Taxpayers who have procrastinated until the last minute to file their taxes must take certain steps to avoid additional interest and penalties by the slightly extended deadline of April 15. The first step is to file IRS form 4868 for an automatic extension of time to file the return. This must be done by April 15 to prevent a late filing penalty.
It is important to note that filing an extension does not act as an extension to pay any balance due. To avoid late payment penalties, 100% of the prior year’s tax balance must be paid in full by April 15. Taxpayers are advised to make a payment with the form 4868 that is more than sufficient to cover any anticipated taxes that have not already been withheld or paid through estimates.

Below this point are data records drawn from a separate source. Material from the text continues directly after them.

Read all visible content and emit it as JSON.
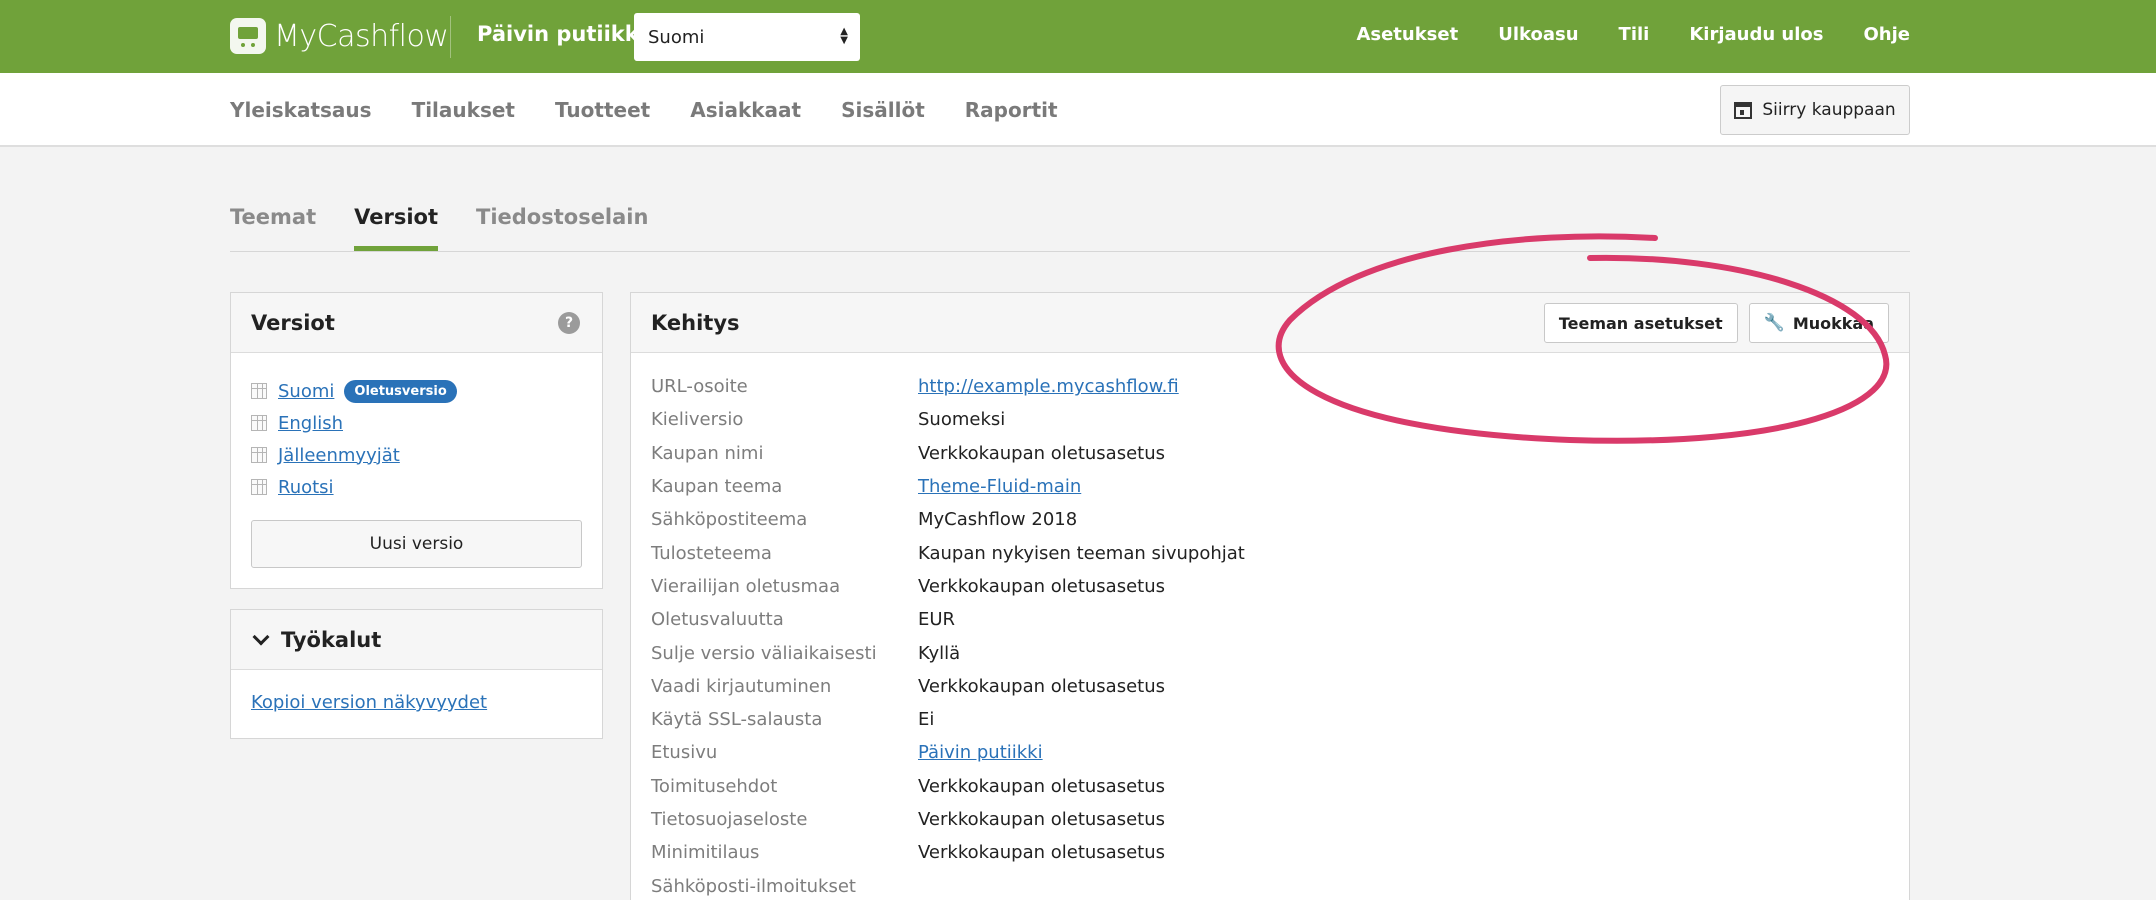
{
  "header": {
    "logo_text": "MyCashflow",
    "shop_name": "Päivin putiikki",
    "language_select": "Suomi",
    "nav": [
      "Asetukset",
      "Ulkoasu",
      "Tili",
      "Kirjaudu ulos",
      "Ohje"
    ]
  },
  "subnav": {
    "items": [
      "Yleiskatsaus",
      "Tilaukset",
      "Tuotteet",
      "Asiakkaat",
      "Sisällöt",
      "Raportit"
    ],
    "store_button": "Siirry kauppaan"
  },
  "tabs": [
    {
      "label": "Teemat",
      "active": false
    },
    {
      "label": "Versiot",
      "active": true
    },
    {
      "label": "Tiedostoselain",
      "active": false
    }
  ],
  "versions_panel": {
    "title": "Versiot",
    "help": "?",
    "items": [
      {
        "label": "Suomi",
        "badge": "Oletusversio"
      },
      {
        "label": "English"
      },
      {
        "label": "Jälleenmyyjät"
      },
      {
        "label": "Ruotsi"
      }
    ],
    "new_button": "Uusi versio"
  },
  "tools_panel": {
    "title": "Työkalut",
    "link": "Kopioi version näkyvyydet"
  },
  "main_panel": {
    "title": "Kehitys",
    "theme_settings_button": "Teeman asetukset",
    "edit_button": "Muokkaa",
    "rows": [
      {
        "label": "URL-osoite",
        "value": "http://example.mycashflow.fi",
        "link": true
      },
      {
        "label": "Kieliversio",
        "value": "Suomeksi"
      },
      {
        "label": "Kaupan nimi",
        "value": "Verkkokaupan oletusasetus"
      },
      {
        "label": "Kaupan teema",
        "value": "Theme-Fluid-main",
        "link": true
      },
      {
        "label": "Sähköpostiteema",
        "value": "MyCashflow 2018"
      },
      {
        "label": "Tulosteteema",
        "value": "Kaupan nykyisen teeman sivupohjat"
      },
      {
        "label": "Vierailijan oletusmaa",
        "value": "Verkkokaupan oletusasetus"
      },
      {
        "label": "Oletusvaluutta",
        "value": "EUR"
      },
      {
        "label": "Sulje versio väliaikaisesti",
        "value": "Kyllä"
      },
      {
        "label": "Vaadi kirjautuminen",
        "value": "Verkkokaupan oletusasetus"
      },
      {
        "label": "Käytä SSL-salausta",
        "value": "Ei"
      },
      {
        "label": "Etusivu",
        "value": "Päivin putiikki",
        "link": true
      },
      {
        "label": "Toimitusehdot",
        "value": "Verkkokaupan oletusasetus"
      },
      {
        "label": "Tietosuojaseloste",
        "value": "Verkkokaupan oletusasetus"
      },
      {
        "label": "Minimitilaus",
        "value": "Verkkokaupan oletusasetus"
      },
      {
        "label": "Sähköposti-ilmoitukset",
        "value": ""
      }
    ]
  },
  "colors": {
    "brand_green": "#70a23a",
    "link_blue": "#2a72b8",
    "annotation_pink": "#d93a6a"
  }
}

Taxpayers should also be aware that the extension to file is not an extension to pay, which may present challenges for those still awaiting documentation to complete their taxes. It is recommended to make a solid estimate on the high side for the anticipated tax balance.
Extensions for local income taxes vary by taxing authority, with organizations like RITA and CCA requiring a copy of the federal extension to be attached to the local return. Taxpayers are urged to check with their local taxing authority to ensure proper extensions are filed to avoid penalties and interest charges.
Whether taxpayers are able to file by April 15 or need to file an extension, it is crucial to get something filed and to remember that an extension to file is not an extension to pay.